Souvent les gens disent ne pas aimer travailler. Peut-être est-ce vrai. Ce qui l’est davantage, c’est que beaucoup de personnes travaillent n’importe comment. Ne serait-ce pas cela finalement que nous n’aimons pas, le n’importe quoi ?…
Prenons l’exemple des exercices. Comment les corrigeons-nous ?
Nous écarterons le cas des professeurs qui donnent des exercices et ne les corrigent pas. Cette faute professionnelle grave, car elle instille l’idée pernicieuse de l’absurdité de l’école donc grève tout apprentissage futur, existe mais est somme toute peu répandue.
Dans la très grande majorité des cas, les enseignants corrigent les exercices, ou lorsque nous faisons nous-même des exercices, nous les corrigeons pour savoir « si on a bon » comme me le dit un jeune l’autre jour. Mais que faisons-nous de cette correction ? Déjà, il y a l’erreur commune chez les élèves de se contenter de vérifier si leurs réponses sont justes. Ce n’est déjà pas mal, mais c’est incomplet. Là où le professeur se sera donné la peine de faire une phrase voire un paragraphe, l’élève se satisfait à tort de son « oui », de son « x = 3 », etc. Aussi ce dernier ne comprendra pas pourquoi il n’aura pas tous les points au contrôle alors que sa réponse est juste. Juste oui, mais incomplète. En résumé, commencer par vérifier la justesse de sa production, d’accord, mais poursuivre en vérifiant si le travail produit est bien complet. Nous retrouvons la triple activité qui aère le cerveau : VMC, vérifier, modifier, compléter. Le maître-mot est exercice : l’exercice prépare au contrôle comme l’entraînement préparer au match. Donc un exercice se rédige dans les conditions du contrôle. Autrement nous manquerons de temps (ceux qui ne finissent pas le dernier exercice se retrouveront) et dans une moindre mesure, nous manquerons d’assurance (ceux qui ont barré leur réponse exacte pour en fournir une autre s’alarmeront), même si cette baisse de confiance en soi est due à une autre négligence.
Vérifier si sa production est juste et complète est déjà un premier point. Il y en a d’autres. Comme l’objectif de l’exercice est de s’exercer, se préparer au contrôle ou à la situation réelle d’utilisation de ses connaissances, préparons-nous à cette confrontation au réel. Ici nous rencontrons la grande pratique de l’annulaire : une fois l’exercice terminé, tout cacher sauf l’énoncé et le refaire de tête. Il ne s’agit pas forcément d’apprendre par cœur l’exercice, mais surtout d’en comprendre l’articulation, la structure.

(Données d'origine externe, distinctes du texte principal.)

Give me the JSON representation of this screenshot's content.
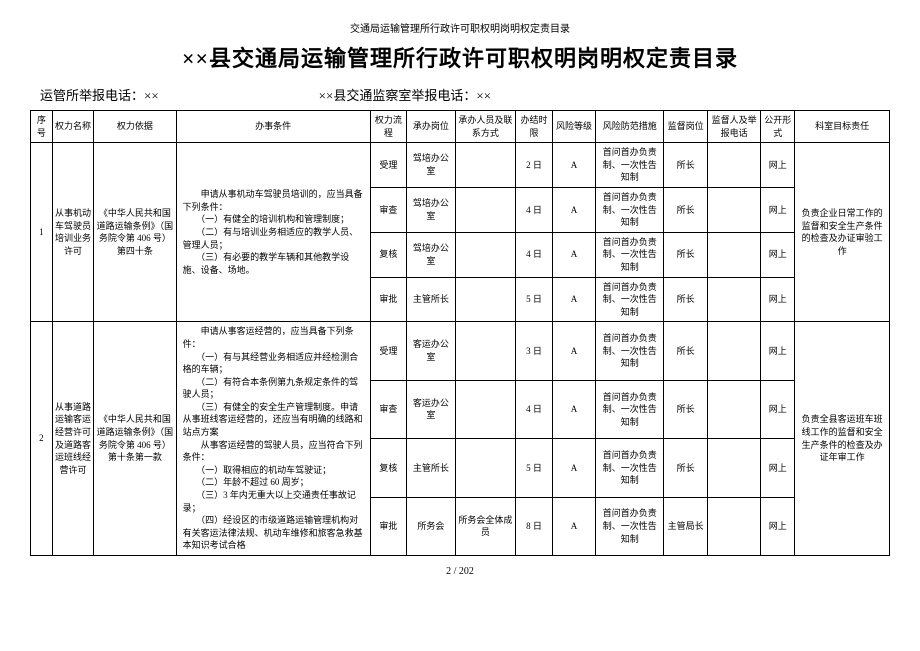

Car ce sont les structures qui sont transférables. Ou si vous préférez les méthodes. Les données d’un exercice peuvent changer. Les méthodes beaucoup moins. Mais il y a encore mieux en terme d’efficacité. Prenons notre copie corrigée, par nos soins ou celle du professeur. D’accord il y a des annotations en rouge, en vert, en bleu… Mais en quoi cela me prépare-t-il à la vie réelle, au contrôle, à l’examen, au concours ?… Cela me fait une belle jambe de savoir que ce mot s’écrit comme ça, mais est-ce que je peux marcher avec seulement un trait rouge ?

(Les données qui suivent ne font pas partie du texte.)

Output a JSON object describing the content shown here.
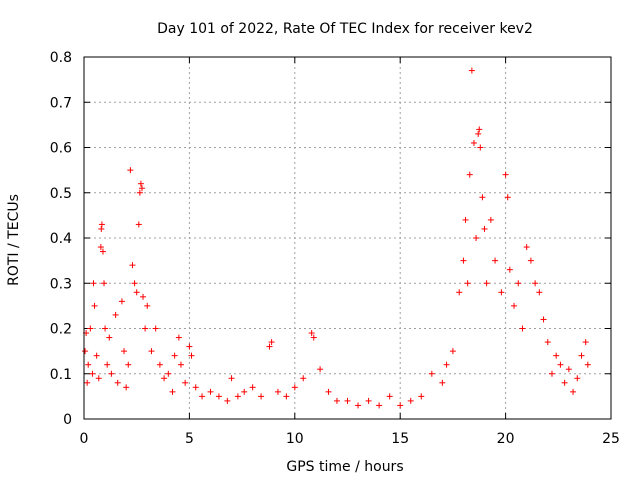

Non, il me faut savoir refaire entièrement l’exercice. Sur le papier. Sans aucune rature. Prenons un exercice de traduction. Je corrige en rouge mes phrases traduites. Très bien. Mais si je m’arrête là, je risque les refaire très longtemps ces erreurs. Je vais donc m’atteler à réécrire la phrase entièrement. Et en évocation bien sûr, c’est-à-dire en utilisant un protocole de séparation (dans l’espace ou dans le temps) : je ne garde pas le corrigé sous les yeux pour corriger ma copie. Quand je réécris la phrase correcte, je le fais de tête, sans avoir sous les yeux ni la correction, ni ce que j’ai écrit auparavant. Car il faudrait savoir : je veux arriver à l’écrire parfaitement cette phrase oui ou non ?…
Donc pour chaque phrase, revenir et revenir dessus, jusqu’à écrire la phrase parfaite.
Et si on pousse le raisonnement jusqu’au bout, savoir refaire tout l’exercice comme ça… Tout juste, du début à la fin, voire même de la fin au début, dans n’importe quel sens, mais pas n’importe comment !
Oui, parfois nous devons travailler comme un bœuf pour labourer le champ de notre ignorance.